In contrast, chemical adsorption can be used to stably introduce growth factors into a scaffold by chemical cross-linking. The growth factors are anchored directly onto the functional groups of the scaffold surface. However, this method may result in side reactions such as scaffold breakdown or structural change in growth factors.

Both adsorption methods can be used to prepare biomimetic scaffolds. Various strategies such as modifying the local concentration of growth factors in the scaffold must be considered. Growth factors in the scaffold must be stable and active throughout the bone regeneration period. Currently, FDA-approved BMP-loaded scaffolds such as INFUSE® and Op-1® are available for orthopedic applications (Pinel and Pluhar 2012).

7 Biomimetic Scaffolds for (Pre)clinical Bone Regeneration

Clinical use of biomimetic scaffolds is currently in an embryonic stage, because most research on biomimetic scaffolds is conducted in animal models. Several preclinical studies have examined biomimetic scaffolds from alginate, chitosan, and synthetic polymers (Table 7.1) (Moeinzadeh and Jabbari 2015; Guo et al. 2006; Chua et al. 2016; Sheikh et al. 2017; Park et al. 2017; Bhaskar and Lim 2017; Koupaei and Karkhaneh 2016; Bessa et al. 2008; Wang et al. 2017; Pinel and Pluhar 2012; Re’em et al. 2012; Chen et al. 2011; Kon et al. 2010; Gervaso et al. 2012; Sartori et al. 2017; Zhang et al. 2013; Gotterbarm et al. 2006; Huh et al. 2017; Islam et al. 2015; Ahn et al. 2009; He et al. 2016; Correia et al. 2012; Fuchs et al. 2009; Mitsak et al. 2011; Jang et al. 2016; Chen et al. 2014; Wang et al. 2016; Wu et al. 2012; Lee et al. 2016; Shao et al. 2006; Erisken et al. 2008; Xu et al. 2015; Huang et al. 2013; Nie et al. 2009; Han et al. 2008; Da et al. 2013; Cui et al. 2011; Gupta et al. 2016; Kwon et al. 2015, 2017; Kemppainen and Hollister 2010; Yao et al. 2017; Foroughi et al. 2012; Wongwitwichot et al. 2010). Preclinical studies describing the use of biomimetic scaffolds and stem cells for bone regeneration are presented in the table. Biomimetic scaffold have been used in basic and preclinical research for the treatment of damaged or diseased bone tissues using various adult stem cells. Even though a number of biomimetic scaffolds are available, research must continue to better understand how bone tissues develop in biomimetic scaffolds and which biomimetic scaffold types should be applied in specific clinical situations.
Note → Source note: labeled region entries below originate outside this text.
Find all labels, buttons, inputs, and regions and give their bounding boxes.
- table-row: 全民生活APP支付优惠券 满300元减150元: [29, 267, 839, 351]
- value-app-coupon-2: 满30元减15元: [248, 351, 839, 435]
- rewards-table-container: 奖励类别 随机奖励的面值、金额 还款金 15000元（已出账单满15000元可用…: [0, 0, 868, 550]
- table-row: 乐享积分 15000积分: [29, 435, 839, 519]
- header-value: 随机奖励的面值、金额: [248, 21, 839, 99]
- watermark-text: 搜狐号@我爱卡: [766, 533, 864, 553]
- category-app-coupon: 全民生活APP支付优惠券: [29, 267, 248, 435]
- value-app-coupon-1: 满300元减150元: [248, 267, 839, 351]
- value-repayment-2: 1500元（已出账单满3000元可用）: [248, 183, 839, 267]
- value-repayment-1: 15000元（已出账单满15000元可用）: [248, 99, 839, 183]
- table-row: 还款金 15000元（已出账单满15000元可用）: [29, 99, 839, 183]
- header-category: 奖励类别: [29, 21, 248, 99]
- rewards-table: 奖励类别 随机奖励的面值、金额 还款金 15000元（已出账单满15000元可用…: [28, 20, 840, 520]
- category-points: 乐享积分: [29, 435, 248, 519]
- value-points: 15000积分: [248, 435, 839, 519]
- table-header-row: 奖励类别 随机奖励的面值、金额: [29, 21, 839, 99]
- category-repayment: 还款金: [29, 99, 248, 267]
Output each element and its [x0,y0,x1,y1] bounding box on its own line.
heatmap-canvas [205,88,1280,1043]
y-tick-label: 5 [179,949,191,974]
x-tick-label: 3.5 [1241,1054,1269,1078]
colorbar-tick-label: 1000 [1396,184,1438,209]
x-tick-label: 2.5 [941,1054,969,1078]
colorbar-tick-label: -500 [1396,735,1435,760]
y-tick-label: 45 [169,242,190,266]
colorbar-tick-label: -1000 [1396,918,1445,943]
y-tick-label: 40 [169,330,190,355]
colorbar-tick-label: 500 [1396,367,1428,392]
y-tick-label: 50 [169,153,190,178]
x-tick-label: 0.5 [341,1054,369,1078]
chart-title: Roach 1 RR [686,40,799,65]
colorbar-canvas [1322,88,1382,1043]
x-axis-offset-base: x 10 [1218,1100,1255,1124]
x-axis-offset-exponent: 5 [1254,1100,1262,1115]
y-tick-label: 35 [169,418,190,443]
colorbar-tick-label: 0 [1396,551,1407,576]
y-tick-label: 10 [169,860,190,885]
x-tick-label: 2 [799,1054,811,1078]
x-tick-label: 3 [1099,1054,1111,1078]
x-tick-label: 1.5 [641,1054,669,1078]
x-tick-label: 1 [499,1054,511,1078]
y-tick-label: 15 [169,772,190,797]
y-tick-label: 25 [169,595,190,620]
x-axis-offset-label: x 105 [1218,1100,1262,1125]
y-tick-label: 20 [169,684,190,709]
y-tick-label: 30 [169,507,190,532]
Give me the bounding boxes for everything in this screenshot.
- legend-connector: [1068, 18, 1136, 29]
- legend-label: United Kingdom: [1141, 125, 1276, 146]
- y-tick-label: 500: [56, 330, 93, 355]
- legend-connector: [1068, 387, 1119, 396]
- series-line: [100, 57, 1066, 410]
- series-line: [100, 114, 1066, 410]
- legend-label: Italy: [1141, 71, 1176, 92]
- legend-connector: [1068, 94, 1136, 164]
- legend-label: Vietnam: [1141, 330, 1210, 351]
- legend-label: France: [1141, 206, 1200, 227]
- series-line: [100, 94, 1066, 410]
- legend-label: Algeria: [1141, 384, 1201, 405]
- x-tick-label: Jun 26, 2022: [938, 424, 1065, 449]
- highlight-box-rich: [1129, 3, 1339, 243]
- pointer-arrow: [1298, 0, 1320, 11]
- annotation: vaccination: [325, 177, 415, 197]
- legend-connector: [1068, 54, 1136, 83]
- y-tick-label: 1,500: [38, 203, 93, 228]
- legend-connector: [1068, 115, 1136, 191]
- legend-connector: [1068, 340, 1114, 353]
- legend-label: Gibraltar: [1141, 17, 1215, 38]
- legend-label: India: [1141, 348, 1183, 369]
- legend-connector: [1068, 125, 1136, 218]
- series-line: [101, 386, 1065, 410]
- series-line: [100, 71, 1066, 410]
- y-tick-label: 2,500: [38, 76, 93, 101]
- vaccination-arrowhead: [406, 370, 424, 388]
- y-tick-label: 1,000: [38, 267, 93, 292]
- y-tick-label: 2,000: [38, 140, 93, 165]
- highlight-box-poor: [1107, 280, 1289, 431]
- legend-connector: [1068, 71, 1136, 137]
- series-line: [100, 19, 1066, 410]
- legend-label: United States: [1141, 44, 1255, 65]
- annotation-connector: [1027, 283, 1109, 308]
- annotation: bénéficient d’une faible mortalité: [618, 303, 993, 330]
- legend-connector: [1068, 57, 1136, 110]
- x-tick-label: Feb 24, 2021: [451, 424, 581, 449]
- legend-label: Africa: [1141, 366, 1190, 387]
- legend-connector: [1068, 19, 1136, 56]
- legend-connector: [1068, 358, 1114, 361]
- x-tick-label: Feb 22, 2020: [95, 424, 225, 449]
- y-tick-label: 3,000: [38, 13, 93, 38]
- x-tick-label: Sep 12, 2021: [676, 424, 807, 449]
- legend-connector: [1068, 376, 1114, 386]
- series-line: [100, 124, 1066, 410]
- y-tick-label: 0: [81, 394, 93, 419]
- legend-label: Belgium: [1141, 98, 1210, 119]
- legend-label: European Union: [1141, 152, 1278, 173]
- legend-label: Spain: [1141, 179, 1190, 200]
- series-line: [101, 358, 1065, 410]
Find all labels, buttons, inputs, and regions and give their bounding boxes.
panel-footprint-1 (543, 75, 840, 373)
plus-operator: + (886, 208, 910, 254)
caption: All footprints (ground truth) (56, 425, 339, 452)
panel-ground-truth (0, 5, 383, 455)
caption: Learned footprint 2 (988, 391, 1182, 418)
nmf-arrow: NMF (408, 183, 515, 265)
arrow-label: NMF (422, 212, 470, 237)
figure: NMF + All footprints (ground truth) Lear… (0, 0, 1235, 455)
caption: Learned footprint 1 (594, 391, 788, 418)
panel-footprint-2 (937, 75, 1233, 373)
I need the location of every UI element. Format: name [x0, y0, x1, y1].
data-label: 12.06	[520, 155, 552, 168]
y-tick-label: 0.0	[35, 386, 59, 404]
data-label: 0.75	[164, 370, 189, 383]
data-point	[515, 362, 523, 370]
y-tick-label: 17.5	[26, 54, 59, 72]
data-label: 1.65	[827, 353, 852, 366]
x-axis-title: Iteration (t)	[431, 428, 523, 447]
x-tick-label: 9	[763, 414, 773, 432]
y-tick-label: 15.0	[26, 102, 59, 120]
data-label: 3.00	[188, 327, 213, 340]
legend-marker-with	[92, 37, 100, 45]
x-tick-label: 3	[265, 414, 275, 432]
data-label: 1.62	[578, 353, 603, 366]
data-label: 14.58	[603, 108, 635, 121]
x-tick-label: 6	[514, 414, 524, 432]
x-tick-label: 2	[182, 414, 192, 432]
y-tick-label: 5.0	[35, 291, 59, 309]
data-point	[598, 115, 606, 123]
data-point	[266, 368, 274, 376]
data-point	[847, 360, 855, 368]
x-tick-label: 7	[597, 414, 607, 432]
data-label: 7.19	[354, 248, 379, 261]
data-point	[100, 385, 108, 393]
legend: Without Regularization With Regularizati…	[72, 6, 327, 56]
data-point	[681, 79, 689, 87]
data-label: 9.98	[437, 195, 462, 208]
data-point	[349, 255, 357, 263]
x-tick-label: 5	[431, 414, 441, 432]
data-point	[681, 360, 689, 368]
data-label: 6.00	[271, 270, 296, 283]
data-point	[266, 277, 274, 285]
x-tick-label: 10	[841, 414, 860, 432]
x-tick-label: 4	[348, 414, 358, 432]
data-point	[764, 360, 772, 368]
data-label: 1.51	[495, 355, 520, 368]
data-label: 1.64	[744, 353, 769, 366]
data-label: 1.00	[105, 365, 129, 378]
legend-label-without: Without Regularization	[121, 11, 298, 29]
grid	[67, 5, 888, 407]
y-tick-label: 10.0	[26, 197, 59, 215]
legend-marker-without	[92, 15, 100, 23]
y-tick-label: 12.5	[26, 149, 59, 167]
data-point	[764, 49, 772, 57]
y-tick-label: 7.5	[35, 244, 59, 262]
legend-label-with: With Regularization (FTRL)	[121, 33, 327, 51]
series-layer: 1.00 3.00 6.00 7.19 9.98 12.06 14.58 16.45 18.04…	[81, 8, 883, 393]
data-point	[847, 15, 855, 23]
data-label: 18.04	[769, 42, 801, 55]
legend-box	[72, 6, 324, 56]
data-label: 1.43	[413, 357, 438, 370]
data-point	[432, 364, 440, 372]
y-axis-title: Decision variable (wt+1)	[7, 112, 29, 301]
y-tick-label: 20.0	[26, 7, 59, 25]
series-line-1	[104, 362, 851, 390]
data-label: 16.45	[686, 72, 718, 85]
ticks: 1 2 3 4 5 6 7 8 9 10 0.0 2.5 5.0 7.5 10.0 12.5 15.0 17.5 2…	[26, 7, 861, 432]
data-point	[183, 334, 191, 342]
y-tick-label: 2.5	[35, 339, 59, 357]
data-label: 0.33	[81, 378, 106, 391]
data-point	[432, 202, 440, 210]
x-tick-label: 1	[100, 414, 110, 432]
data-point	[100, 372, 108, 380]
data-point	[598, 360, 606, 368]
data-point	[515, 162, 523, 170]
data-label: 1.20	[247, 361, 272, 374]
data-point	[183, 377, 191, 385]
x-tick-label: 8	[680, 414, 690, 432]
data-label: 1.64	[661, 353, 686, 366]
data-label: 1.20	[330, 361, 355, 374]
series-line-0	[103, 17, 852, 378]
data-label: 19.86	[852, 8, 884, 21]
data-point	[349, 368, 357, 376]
Table 7.1 Biomimetic scaffolds for (pre)clinical bone regeneration

8 Future Challenges and Conclusion

Recently, research has been focused on biomimetic scaffolds that mimic the structure and biochemistry of native environments in a living organism. Biomimetic scaffolds must be able to accommodate the incorporation of growth factors needed to promote the desired cellular differentiation and maturation and to support the growth and differentiation of (stem) cells for bone regeneration. An overview of biomaterials for the fabrication of biomimetic scaffolds for bone regeneration has been presented here. A number of materials have been successfully applied in animal models, and there will no doubt be significant crossover for human applications of biomimetic scaffolds for better, safer, and more integrated bone regeneration. The challenges are that biomimetic scaffolds must possess the appropriate mechanical and 3D structural properties to mimic in vivo environments and must address immune reactions and bone regeneration in clinical situations. Our knowledge of clinically relevant technologies for biomimetic scaffolds is now growing exponentially and will require collaborative research among biomaterial, biological, and clinical scientists.